From work at home to Agile at home

April 14, 2020

By Tanguy Dossin

Tanguy Dossin is a successful Project Manager at ADNEOM Brussels. He has been involved in many projects and has always applied the Agile principle which focuses on communication and fast adaptation to change. He was regularly told that the Agile framework could be applied to any situation and any project but he only got the opportunity, up till now, to use it on IT projects.

Lately, with the current COVID-19 situation, he has learned to apply it in a whole new context: Here are some evidence that the Agile framework can also be applied at home, using the Deming Cycle, Plan-Do-Check-Act.

When containment was announced on 18/3, I was not afraid of working from home as I used to be doing so for years but I was worried on how all the family will manage to live together on such a long period of time.

When you are working from home, you are most of the time alone, planning your stuff on your own, independently from domestic constraints. On 18/3, things were going to be completely different. My new mission: to make sure the whole family can live together in a friendly atmosphere with the respect of everyone’s work and activities.

We are four at home: My wife and my two sons, 15 & 12 respectively. We are all working from home in front of a PC. My sons have sometimes live video courses and my wife and I have regular skype calls, sometimes with video. Internet bandwidth will suffer.

Also, my sons constantly receive tasks from their teachers and are overwhelmed with information to ingest and digest. Difficult for them to know what to do and when since the list of tasks constantly evolves in content and priority. More importantly, they need to be followed up as teachers could not do that anymore.

Then, all domestic tasks should also be distributed equally to all family members. We are lucky: weather is with us, we will have time for gardening and go out of our home. And not forget any physical activity. Containment is detrimental to physical condition. We have to consider this as well.

Agile framework and more specifically scrum for IT development projects relies on ceremonies:

  • Daily stand-up: discuss daily tasks and short term issues
  • Sprint review: show what has been done during the sprint
  • Sprint planning: plan the workload for newt sprint
  • Sprint retrospective: discuss how to improve our way of working

 A sprint lasts mostly 2 weeks.

We decided to make some adjustment to this plan as we are not in the same situation and it actually relies on the children’s rhythm.

  • Sprint : actually as the workload of the children is changes every day, we decided to use a sprint of ‘one’ day.
  • We combine stand-up, and review in one meeting as the ‘sprint’ is limited to one day. This allows us to organise and plan our day the most efficient way. We, parents AND children explain what we have done the day before, what we will do today and mention the potential calls that would extensively use our bandwidth.

This is great for our teenagers because:

  • They know what to do for one day. Since their daily scope is variable, they are able to re-evaluate priorities and deadlines. And this once a day.
  • The stress of getting new tasks continuously is limited since they evaluate their priorities and tasks every morning.
  • This gives them a structure and they can plan their daily workload. They get autonomous as they organise their day as they want.
  • This puts everybody on the same level as everybody exposes his/her tasks and planning, no one is more important than anyone else. We work as a team although we are performing non related tasks.
  • They have the opportunity to express their feelings and problems if any.
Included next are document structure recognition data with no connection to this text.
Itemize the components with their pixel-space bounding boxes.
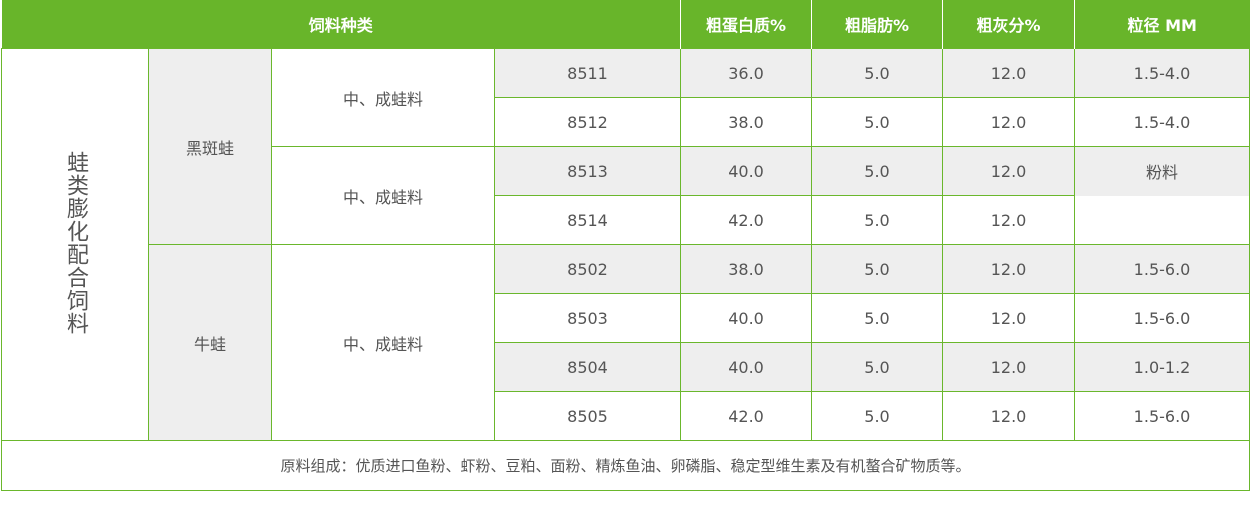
code-cell: 8503 — [493, 293, 682, 343]
code-cell: 8504 — [493, 342, 682, 392]
table-row: 中、成蛙料 8513 40.0 5.0 12.0 粉料 — [2, 146, 1250, 245]
fat-cell: 5.0 — [811, 244, 944, 294]
size-cell: 1.5-4.0 — [1074, 97, 1250, 147]
table-row: 8503 40.0 5.0 12.0 1.5-6.0 — [2, 293, 1250, 343]
stage-cell: 中、成蛙料 — [271, 146, 495, 245]
species-cell: 牛蛙 — [148, 244, 272, 441]
protein-cell: 42.0 — [680, 391, 813, 441]
species-cell: 黑斑蛙 — [148, 48, 272, 245]
protein-cell: 40.0 — [680, 146, 813, 196]
header-size: 粒径 MM — [1074, 0, 1250, 49]
ash-cell: 12.0 — [942, 293, 1076, 343]
code-cell: 8511 — [493, 48, 682, 98]
category-label: 蛙类膨化配合饲料 — [63, 150, 88, 335]
ash-cell: 12.0 — [942, 146, 1076, 196]
fat-cell: 5.0 — [811, 146, 944, 196]
size-cell: 1.5-4.0 — [1074, 48, 1250, 98]
code-cell: 8514 — [493, 195, 682, 245]
table-row: 8512 38.0 5.0 12.0 1.5-4.0 — [2, 97, 1250, 147]
ash-cell: 12.0 — [942, 342, 1076, 392]
table-row: 8504 40.0 5.0 12.0 1.0-1.2 — [2, 342, 1250, 392]
ash-cell: 12.0 — [942, 244, 1076, 294]
code-cell: 8502 — [493, 244, 682, 294]
protein-cell: 36.0 — [680, 48, 813, 98]
fat-cell: 5.0 — [811, 342, 944, 392]
header-ash: 粗灰分% — [942, 0, 1076, 49]
protein-cell: 42.0 — [680, 195, 813, 245]
category-cell: 蛙类膨化配合饲料 — [1, 48, 149, 441]
protein-cell: 40.0 — [680, 342, 813, 392]
protein-cell: 40.0 — [680, 293, 813, 343]
ash-cell: 12.0 — [942, 97, 1076, 147]
fat-cell: 5.0 — [811, 391, 944, 441]
protein-cell: 38.0 — [680, 97, 813, 147]
ash-cell: 12.0 — [942, 48, 1076, 98]
feed-spec-table: 饲料种类 粗蛋白质% 粗脂肪% 粗灰分% 粒径 MM 蛙类膨化配合饲料 黑斑蛙 中、… — [0, 0, 1250, 491]
protein-cell: 38.0 — [680, 244, 813, 294]
ash-cell: 12.0 — [942, 391, 1076, 441]
ash-cell: 12.0 — [942, 195, 1076, 245]
header-row: 饲料种类 粗蛋白质% 粗脂肪% 粗灰分% 粒径 MM — [1, 0, 1250, 49]
stage-cell: 中、成蛙料 — [271, 48, 495, 147]
header-feed-type: 饲料种类 — [1, 0, 682, 49]
table-row: 牛蛙 中、成蛙料 8502 38.0 5.0 12.0 1.5-6.0 — [2, 244, 1250, 441]
size-cell: 1.5-6.0 — [1074, 293, 1250, 343]
size-cell: 1.0-1.2 — [1074, 342, 1250, 392]
size-cell: 粉料 — [1074, 146, 1250, 196]
stage-cell: 中、成蛙料 — [271, 244, 495, 441]
fat-cell: 5.0 — [811, 195, 944, 245]
fat-cell: 5.0 — [811, 97, 944, 147]
header-protein: 粗蛋白质% — [680, 0, 813, 49]
table-row: 8505 42.0 5.0 12.0 1.5-6.0 — [2, 391, 1250, 441]
size-cell: 1.5-6.0 — [1074, 391, 1250, 441]
table-row: 8514 42.0 5.0 12.0 — [2, 195, 1250, 245]
code-cell: 8513 — [493, 146, 682, 196]
code-cell: 8505 — [493, 391, 682, 441]
size-cell: 1.5-6.0 — [1074, 244, 1250, 294]
fat-cell: 5.0 — [811, 48, 944, 98]
header-fat: 粗脂肪% — [811, 0, 944, 49]
size-cell — [1074, 195, 1250, 245]
ingredients-note: 原料组成：优质进口鱼粉、虾粉、豆粕、面粉、精炼鱼油、卵磷脂、稳定型维生素及有机螯… — [0, 440, 1250, 491]
table-row: 蛙类膨化配合饲料 黑斑蛙 中、成蛙料 8511 36.0 5.0 12.0 1.5-4.0 — [1, 48, 1250, 441]
code-cell: 8512 — [493, 97, 682, 147]
fat-cell: 5.0 — [811, 293, 944, 343]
This is also great for parents:

  • We keep control of the work of the children once a day and it gives us more time to work with less interference. Actually, you realise very quickly if they really play the game.
  • We can redirect actions very easily and very fast.
  • We consider our children on an equal level and this makes it easier to ask them other tasks. There is no pure hierarchical parents-children relationship: we are all on the same boat and we need to row all together to move forward.

My wife was sceptical about this approach as we started but you know what? It works!

We organised a retrospective on Friday evening to celebrate the weekend and we asked to write the pros and cons of the system we implemented. Everybody, parents and children. Here below some positive comments:

  • “I like our daily stand-up because I know what I have to do and I do not have to look at my school notifications every minute.”
  • “I like our daily planning because I do not have Dad on my back all day long: he knows what I will do and if I will do it.
  • “There is no big argument between us, the atmosphere is nice. “
  • “I like the balance between work and leisure.”

If you do not believe me, I can provide you with the the written evidence!

This is our solution. I am not a pedo-psychologist and I do not pretend this works for everybody. I rely only on my own dad and professional experience. I hope this can give ideas to others to make their containment lives a bit more comfortable.

According to me, these are the ingredients for success:

  • Give a structure: whatever the age of your children, structure makes our life easier and helps us face the unexpected in a less emotional way.
  • Communicate: we all have different feelings and this is extremely important to express them and explain how you manage these. Your children can help you see another point of view you did not see and vice versa, you can help your children to find a common solution.
  • Do not impose, propose and decide: all children, whatever their age can understand a difficult situation and are able to collaborate to make our lives more comfortable. Problems and difficulties makes them grow and acquire maturity faster. This is the trickiest part as this is a delicate balance between “authority” and “equality”.